2. Ten tweede groeit de winst hard door. De ‘Magnificent 7’ lijken dit jaar uit te komen op zo’n 21% winstgroei – minder dan de 40% van vorig jaar, maar nog altijd fors boven de 8% die voor de rest van de S&P 500 wordt verwacht. Tegen 2026 zal dat gat kleiner zijn: 15% winstgroei voor de Magnificent 7 versus 6% voor de rest. Dat laat zien dat groei zich steeds breder verspreidt en niet meer alleen bij de allergrootste namen zit.
Vooruitkijkend ziet Faller meerdere steunpilaren die de waarderingen duurzaam maken: sterkere balansen, toenemende dealactiviteit, stabiele aandeleninkopen, beperkt nieuw aandelenaanbod en een positieve winstontwikkeling. Als de financieringskosten bovendien dalen, stijgt de waarde van toekomstige kasstromen nog verder.
Ook in Europa draait het om bedrijfswinsten. Na een sterke start loopt de Europese aandelenrally dit jaar inmiddels achter op die van de VS, wat de risico’s onderstreept: politieke onrust in Frankrijk en Italië, wankele obligatiemarkten, de oorlog in Oekraïne en de sterkere euro die marges onder druk zet. Toch staan bedrijven die profiteren van defensie-uitgaven en de investeringsgolf, zoals industriële waarden, nutsbedrijven en technologie, er beter voor. Zij laten stevige winstcijfers en positieve vooruitzichten zien.
Maar is de markt niet te geconcentreerd?
De markt is nog altijd behoorlijk geconcentreerd.
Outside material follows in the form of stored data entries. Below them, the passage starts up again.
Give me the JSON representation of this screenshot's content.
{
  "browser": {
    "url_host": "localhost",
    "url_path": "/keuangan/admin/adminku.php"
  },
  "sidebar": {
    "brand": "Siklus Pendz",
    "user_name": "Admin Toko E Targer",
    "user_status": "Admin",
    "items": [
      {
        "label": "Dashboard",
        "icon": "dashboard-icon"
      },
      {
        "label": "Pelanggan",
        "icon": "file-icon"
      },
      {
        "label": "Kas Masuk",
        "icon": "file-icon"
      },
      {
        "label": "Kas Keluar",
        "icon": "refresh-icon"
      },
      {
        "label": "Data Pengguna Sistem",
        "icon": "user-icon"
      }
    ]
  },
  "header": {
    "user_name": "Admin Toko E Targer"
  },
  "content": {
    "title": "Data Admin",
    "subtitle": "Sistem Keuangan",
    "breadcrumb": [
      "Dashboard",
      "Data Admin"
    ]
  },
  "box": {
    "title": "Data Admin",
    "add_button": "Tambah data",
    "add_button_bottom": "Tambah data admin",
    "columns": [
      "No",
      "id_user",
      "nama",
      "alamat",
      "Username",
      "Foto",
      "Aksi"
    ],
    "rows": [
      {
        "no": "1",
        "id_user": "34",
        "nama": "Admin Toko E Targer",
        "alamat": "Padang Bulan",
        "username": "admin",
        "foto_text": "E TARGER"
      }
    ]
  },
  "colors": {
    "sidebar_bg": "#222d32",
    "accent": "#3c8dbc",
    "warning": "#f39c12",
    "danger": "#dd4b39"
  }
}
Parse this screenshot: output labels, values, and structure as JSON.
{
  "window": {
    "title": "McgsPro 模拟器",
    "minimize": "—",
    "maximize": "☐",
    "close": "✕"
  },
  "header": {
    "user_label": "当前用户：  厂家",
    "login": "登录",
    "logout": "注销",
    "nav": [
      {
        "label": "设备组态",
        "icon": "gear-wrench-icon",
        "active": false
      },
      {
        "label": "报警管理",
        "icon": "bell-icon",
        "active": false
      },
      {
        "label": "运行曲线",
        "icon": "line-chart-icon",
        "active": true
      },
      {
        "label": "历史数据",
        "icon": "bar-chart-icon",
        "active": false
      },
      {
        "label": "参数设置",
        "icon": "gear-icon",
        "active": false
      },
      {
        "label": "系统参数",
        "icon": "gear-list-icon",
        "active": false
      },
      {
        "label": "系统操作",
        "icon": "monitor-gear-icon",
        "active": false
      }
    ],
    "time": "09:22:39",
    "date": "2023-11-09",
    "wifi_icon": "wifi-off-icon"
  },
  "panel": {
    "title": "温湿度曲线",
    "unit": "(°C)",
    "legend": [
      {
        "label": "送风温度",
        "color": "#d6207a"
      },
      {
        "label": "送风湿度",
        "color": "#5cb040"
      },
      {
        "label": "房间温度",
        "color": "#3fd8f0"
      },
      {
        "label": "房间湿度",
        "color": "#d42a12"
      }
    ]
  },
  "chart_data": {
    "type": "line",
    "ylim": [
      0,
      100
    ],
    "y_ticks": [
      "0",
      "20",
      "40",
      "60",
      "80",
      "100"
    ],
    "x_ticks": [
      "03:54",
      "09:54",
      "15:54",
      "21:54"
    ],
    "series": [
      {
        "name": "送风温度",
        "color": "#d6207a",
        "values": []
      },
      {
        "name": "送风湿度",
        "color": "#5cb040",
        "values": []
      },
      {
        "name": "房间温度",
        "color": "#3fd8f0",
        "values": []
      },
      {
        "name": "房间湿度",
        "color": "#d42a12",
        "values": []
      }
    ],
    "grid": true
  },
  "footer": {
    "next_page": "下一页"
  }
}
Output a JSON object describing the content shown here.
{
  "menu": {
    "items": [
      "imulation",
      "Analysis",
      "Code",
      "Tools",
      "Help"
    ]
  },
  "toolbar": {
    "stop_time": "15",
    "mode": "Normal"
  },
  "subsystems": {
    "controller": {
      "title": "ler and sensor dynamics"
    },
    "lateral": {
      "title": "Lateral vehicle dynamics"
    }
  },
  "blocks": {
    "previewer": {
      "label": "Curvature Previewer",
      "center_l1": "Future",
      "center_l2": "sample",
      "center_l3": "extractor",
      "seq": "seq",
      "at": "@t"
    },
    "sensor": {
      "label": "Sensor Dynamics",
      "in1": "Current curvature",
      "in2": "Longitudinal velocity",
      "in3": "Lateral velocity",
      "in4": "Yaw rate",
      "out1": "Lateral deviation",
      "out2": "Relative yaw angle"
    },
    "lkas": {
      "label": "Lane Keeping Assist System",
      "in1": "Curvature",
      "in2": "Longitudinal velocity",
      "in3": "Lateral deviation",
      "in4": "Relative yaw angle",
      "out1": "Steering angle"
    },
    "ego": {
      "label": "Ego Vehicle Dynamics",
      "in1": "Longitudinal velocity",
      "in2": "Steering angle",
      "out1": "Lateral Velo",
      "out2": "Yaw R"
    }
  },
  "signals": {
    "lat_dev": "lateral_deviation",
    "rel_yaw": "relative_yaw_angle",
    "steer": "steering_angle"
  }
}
Maar opnieuw: de cijfers laten zien dat dit stevig verankerd is in winstgroei. De Magnificent 7 zien hun winsten bijna twee keer zo snel stijgen als de rest van de markt.
Op de langere termijn verwacht Faller dat het AI-leiderschap zich verbreedt, zowel naar andere sectoren als naar bedrijven van verschillende omvang. Maar de komende 12 tot 18 maanden lijken de huidige koplopers hun voorsprong te behouden nu de adoptie van AI in een stroomversnelling komt.
Dat betekent echter niet dat elke koploper standhoudt. In een zo druk speelveld worden zelfs kleine misstappen afgestraft. Selectiviteit is dus cruciaal: kies bedrijven met robuuste kasstromen en zorg ervoor dat zelfs de winnaars de beleggingsportefeuille niet gaan overheersen.
Kan AI een bubbel zijn?
Regelmatig klink de vraag of AI een bubbel is. En ja, de investeringsplannen zijn gigantisch. Hyperscalers staan op het punt hun kapitaaluitgaven in 2025 met 44% op te voeren tot zo’n 370 miljard dollar, en in 2026 zelfs boven de 400 miljard. Dat is bijna het dubbele van het Amerikaanse federale R&D-budget.
Het risico is natuurlijk dat de investeringen harder groeien dan de opbrengsten. Maar dat zien we nu niet: de omzetten versnellen, de marges lopen op en de productiviteit stijgt. Als winstgevendheid en efficiëntie standhouden, oogt de AI-hausse minder als een bubbel en meer als een structurele groeimotor.
Wat betekent dit voor beleggers?
De geschiedenis leert dat Fed-renteverlagingen, zolang er geen recessie is, vaak leiden tot dubbelcijferige koerswinsten in de VS én wereldwijd in het jaar erna. En er spelen nog meer krachtige rugwinden: belastingvoordelen, AI-investeringen, de bouw van datacenters, en grote kapitaalstromen richting energie, het elektriciteitsnet en herlokalisatie van productie. Onze blik richt zich vooral op technologie, financiële waarden en defensie, maar ook in andere sectoren die profiteren van structurele groei en beleidsondersteuning liggen volop kansen. Bottom line volgens Faller: blijf niet langs de zijlijn staan, zeker nu centrale banken geneigd zijn verder te versoepelen, deze rally heeft nog zeker voldoende ruimte om door te zetten.